To see where Thailand's future interests and alignments lie, follow the power lines, some already strung, most still on power planners' maps which run into Indochina and China's web of influence and interests.
A decade ago Thailand, its own gas fields slowly dwindling, made a deal to buy gas from Burma over three decades. In 1999, a pipeline was completed from Burma's offshore Yadana gas field to a huge power station in Thailand serving Bangkok. Burma accounts for about a fifth of the gas Thailand uses to generate electricity.

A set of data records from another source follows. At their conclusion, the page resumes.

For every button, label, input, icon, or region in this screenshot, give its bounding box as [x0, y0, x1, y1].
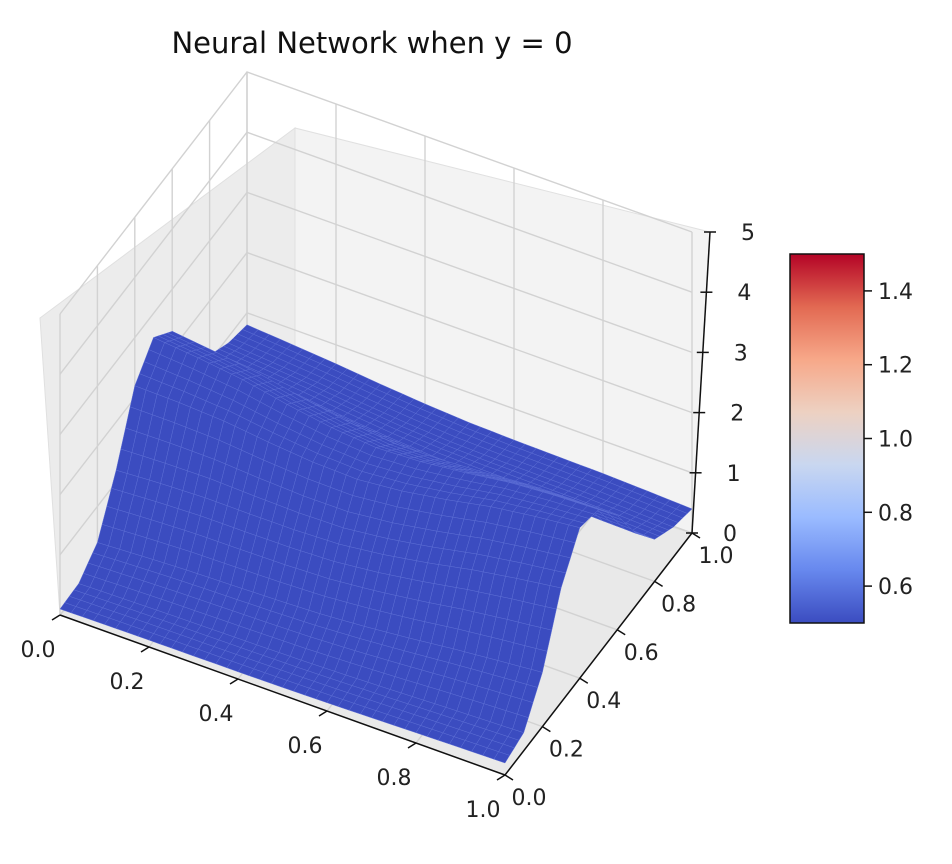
y-tick-label: 0.2 [549, 738, 584, 763]
y-tick-label: 0.4 [586, 689, 621, 714]
y-tick-mark [654, 580, 663, 588]
chart-title: Neural Network when y = 0 [171, 26, 572, 60]
x-axis-ticks: 0.0 0.2 0.4 0.6 0.8 1.0 [21, 614, 506, 823]
y-tick-label: 0.8 [661, 592, 696, 617]
colorbar-fill [789, 253, 865, 624]
y-tick-mark [616, 629, 626, 636]
surface-patch [493, 751, 511, 764]
y-axis-ticks: 0.00.20.40.60.81.0 [504, 532, 734, 811]
surface-plot [59, 324, 693, 764]
x-tick-label: 1.0 [466, 798, 501, 823]
x-tick-mark [229, 678, 239, 685]
z-grid-line [59, 191, 693, 435]
colorbar-tick-label: 1.4 [878, 280, 913, 305]
x-axis-line [59, 614, 506, 776]
x-tick-mark [496, 774, 506, 781]
z-axis-ticks: 0 1 2 3 4 5 [686, 221, 755, 547]
colorbar-tick-label: 1.2 [878, 354, 913, 379]
z-tick-label: 5 [741, 221, 755, 246]
z-grid-line [59, 131, 693, 375]
x-tick-mark [407, 742, 417, 749]
z-tick-label: 3 [734, 341, 748, 366]
x-tick-mark [318, 710, 328, 717]
z-grid-line [59, 251, 693, 496]
z-axis-line [691, 231, 711, 534]
z-tick-label: 0 [723, 522, 737, 547]
x-tick-label: 0.8 [377, 766, 412, 791]
y-tick-label: 0.0 [512, 786, 547, 811]
y-tick-mark [579, 677, 589, 684]
x-tick-mark [140, 646, 150, 653]
x-tick-label: 0.2 [110, 670, 145, 695]
colorbar-tick-label: 1.0 [878, 428, 913, 453]
axis-lines [59, 231, 711, 776]
colorbar-tick-label: 0.8 [878, 501, 913, 526]
z-tick-label: 4 [737, 281, 751, 306]
colorbar-ticks: 0.6 0.8 1.0 1.2 1.4 [864, 280, 913, 600]
y-axis-line [504, 532, 693, 776]
z-tick-label: 2 [730, 402, 744, 427]
colorbar: 0.6 0.8 1.0 1.2 1.4 [789, 253, 913, 624]
y-tick-label: 0.6 [624, 641, 659, 666]
z-tick-label: 1 [727, 462, 741, 487]
y-tick-mark [542, 725, 551, 733]
x-tick-label: 0.4 [199, 702, 234, 727]
z-grid-line [59, 71, 693, 315]
y-tick-label: 1.0 [699, 544, 734, 569]
colorbar-tick-label: 0.6 [878, 575, 913, 600]
x-tick-mark [51, 614, 61, 621]
x-tick-label: 0.6 [288, 734, 323, 759]
y-tick-mark [504, 774, 514, 781]
x-tick-label: 0.0 [21, 638, 56, 663]
y-tick-mark [691, 532, 701, 539]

In 2004, gas began flowing along a pipeline from Malaysia to southern Thailand.
Now Thailand's attention has turned to importing electricity which will come mostly from dozens of hydro-electric dams being built along the Mekong valley in Cambodia and Laos and the Salween valley in Burma.
Last July engineers from the Electricity Generating Authority of Thailand, or EGAT, resumed surveying a site for a dam on the Salween river inside Burma not far from the Thai border.
In November, EGAT officials sealed an understanding to buy power from a dam being built on the Ou river in northern Laos by Sinohydro, a Chinese state-owned dam-builder. Another six dams, or levels to use Sinohydro's euphemism, are planned for the Ou, their electricity destined for China or Thailand. That's on top of 34 sites for dams across Laos now drawing interest from developers.
EGAT already has deals to buy power from Laos, where Thai corporations are along with the Chinese are among the biggest investors in the power sector. Thailand is the biggest customer for what will be the largest dam in Laos when finished next year, the Nam Theun II.
Ital-Thai, one of Thailand's largest construction firms, in January announced it was building a $4-billion dollar coal-fired power station in Koh Kong, Cambodia, to generate electricity for Thailand.
More deals are on the cards. EGAT's power development plan forecasts up to a fifth of Thailand's electricity needs will be met by imports from Burma, Cambodia and Laos by 2020.
Thailand is caught in a tight spot. Not much thought was given in the past to using less energy. Renewables like solar and wind never figured highly with policymakers. Nor did reducing pollution from coal-burning power stations. Consumers are now hooked on cheap power. Influential corporations and political patrons favour big power station projects. But pollution has poisoned fields and made people sick provoking stiff resistance to new coal power stations.
Gas, which pollutes less, has been Thailand's fuel of choice. However Thailand's fields are dwindling. Instead of lining up more contracts with big gas producers like Australia, Indonesia and Qatar, Thailand is turning to Burma, Cambodia and Laos. They are keen to fill their coffers feeding Thailand's hunger for electricity, which is generating a dam-building boom of epic proportions.
Thailand's moves towards depending on neighbours with whom relations are fragile might seem a strategic folly. Europe's eastern fringe holds a salutory lesson. Russia cut gas supplies holding Ukraine hostage a year ago in the middle of winter.
More so when the three states in question are clients, if not vassals, of China, which is coming to dominate the Mekong and Salween valleys through aid, investment, trade and diplomacy. Last year, for example, Beijing made rare use of its security council veto to defeat a resolution aimed at Burma.
Were this to alarm Bangkok it would surely be going for harder choices such as reducing electricity demand, investing heavily in renewable energy, and making more deals with gas kings like Australia, Indonesia and Qatar.
Instead Bangkok's moves suggest it sees China's rise as peaceful rather than the threat seen by many policymakers in New Delhi, Tokyo and Washington. Indeed Bangkok's deepening ties with Beijing might be what makes it feel comfortable in turning to depend on Burma, Cambodia and Laos, which in turn may increase Beijing's prospects for luring Bangkok away from close defence ties with Washington.
Bangkok's enduring friendship with Washington is doubtless a concern for Beijing, which in seeking to secure its southern flank and dominance of the South China Sea needs a neutral Thailand. Patterns of energy, investment and trade suggest matters may be moving in Beijing's favour. That in turn raises the prospect Bangkok may in a crisis keep its ports and airbases closed to American forces.
Thailand's enthusiasm for plugging into the Mekong and Salween also comes in the face of rising competition. Vietnam is looking to take power from the Mekong. Bangladesh and India may yet emerge as customers for Salween electricity. While China looks like importing electricity from both valleys, China Southern Power Grid plans to connect with the Burmese and Laotian power grids within a decade.
This complex, subtle dynamic reshaping power and interests in Indochina is clearly moving in Bejing's favour. Yet another sign, if any were needed, portending the return of continental Southeast Asia, after an absence of a few hundred years, to the sphere of China.